Don’t react, predict
Current methods of managing service downtime are stuck in the past – literally. Existing monitoring solutions tend to focus on tracking anomaly detection, outlier detection and basic uptime metrics. These are certainly important metrics to track, however on a fundamental level they’re examining past faults rather than future performance.
The old saying applies just as well here: prevention is better than a cure. When systems’ downtime can create untold levels of expenditure from businesses, preventing that downtime from ever occurring should be the ultimate goal. This may sound unrealistic, but, thanks to new technologies, it’s closer than you think.
Machine learning: behind the buzzword
Machine learning is a buzzword: there’s no escaping it. However, even the most well-used buzzwords can still conceal a real value in the underlying technology. This is true of machine learning: this diverse set of technologies can be applied to myriad different problems, however they have not yet been used to improve service uptime.
In the past it was possible for operations engineers to become “experts” in specific technologies and use their knowledge and experience to anticipate problems within their largely static infrastructure platforms.
>See also: The real damage of a ransomware attack is felt in the downtime
Today our platforms are much more complex and continuously changing – whether that be through continuous delivery of applications or elastically scaling platforms. It’s no longer possible for a human to anticipate every failure scenario in these complex continuously changing systems.
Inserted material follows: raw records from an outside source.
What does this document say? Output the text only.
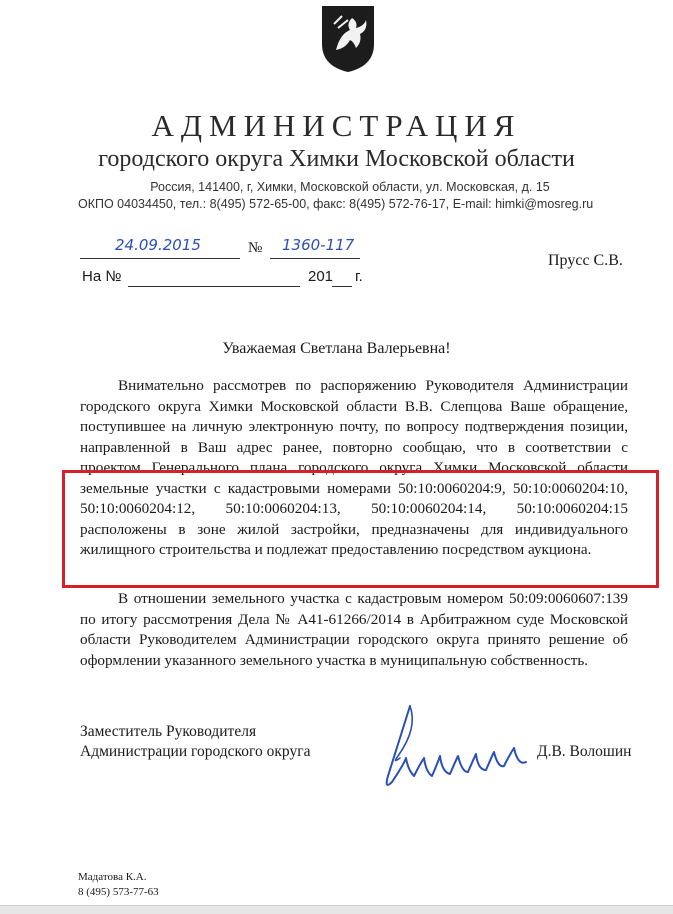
АДМИНИСТРАЦИЯ
городского округа Химки Московской области
Россия, 141400, г, Химки, Московской области, ул. Московская, д. 15
ОКПО 04034450, тел.: 8(495) 572-65-00, факс: 8(495) 572-76-17, E-mail: himki@mosreg.ru
24.09.2015	№ 1360-117
На №	201 г.
Прусс С.В.
Уважаемая Светлана Валерьевна!
Внимательно рассмотрев по распоряжению Руководителя Администрации городского округа Химки Московской области В.В. Слепцова Ваше обращение, поступившее на личную электронную почту, по вопросу подтверждения позиции, направленной в Ваш адрес ранее, повторно сообщаю, что в соответствии с проектом Генерального плана городского округа Химки Московской области земельные участки с кадастровыми номерами 50:10:0060204:9, 50:10:0060204:10, 50:10:0060204:12, 50:10:0060204:13, 50:10:0060204:14, 50:10:0060204:15 расположены в зоне жилой застройки, предназначены для индивидуального жилищного строительства и подлежат предоставлению посредством аукциона.
В отношении земельного участка с кадастровым номером 50:09:0060607:139 по итогу рассмотрения Дела № А41-61266/2014 в Арбитражном суде Московской области Руководителем Администрации городского округа принято решение об оформлении указанного земельного участка в муниципальную собственность.
Заместитель Руководителя
Администрации городского округа	Д.В. Волошин
Мадатова К.А.
8 (495) 573-77-63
The way the security industry monitors and manages these platforms needs to be automated too and that’s where machine learning comes in.
Machine learning algorithms can be trained using historical platform metrics to provide insights that would be near impossible to spot by inspecting metrics through traditional dashboards and graphs. Correlating events behind the scenes to help identify problems faster, before they become incidents and impact your customers.
In the meantime… make a plan
What’s quite apparent in all these recent instances of unexpected downtime is how unprepared the affected business have been by their scale and severity. While machine learning solutions may be the cutting edge, they are limited in the help they can provide, typically requiring a lot of configuring and a maths background to optimise the models and understand the output.
Prepare for the worst by identifying your different backup methodologies, be clear about the order of priority in which they will be used, and regularly check that the backups actually work.
>See also: The Internet of Things and the consequences of downtime
Make it clear to all the relevant people who should be contacted in case of emergency, and develop a simple checklist of issues to tackle – these kinds of features might sound obvious, but in a crisis people can behave unpredictably, so it’s important to have as many processes as possible codified and tested prior to the event.
Society is currently undergoing a moment of intriguing business and social transformation, one where, due to ever-growing reliance on cloud-based applications, backend infrastructure and uptime metrics are becoming critical to business revenue security.
Each high-profile service outage causes significant brand damage to companies, and we’ll see more businesses invest serious capital into preventing these disasters from happening. The companies with the best reliability will be those who have invested in modern operational practices, a considerable competitive advantage.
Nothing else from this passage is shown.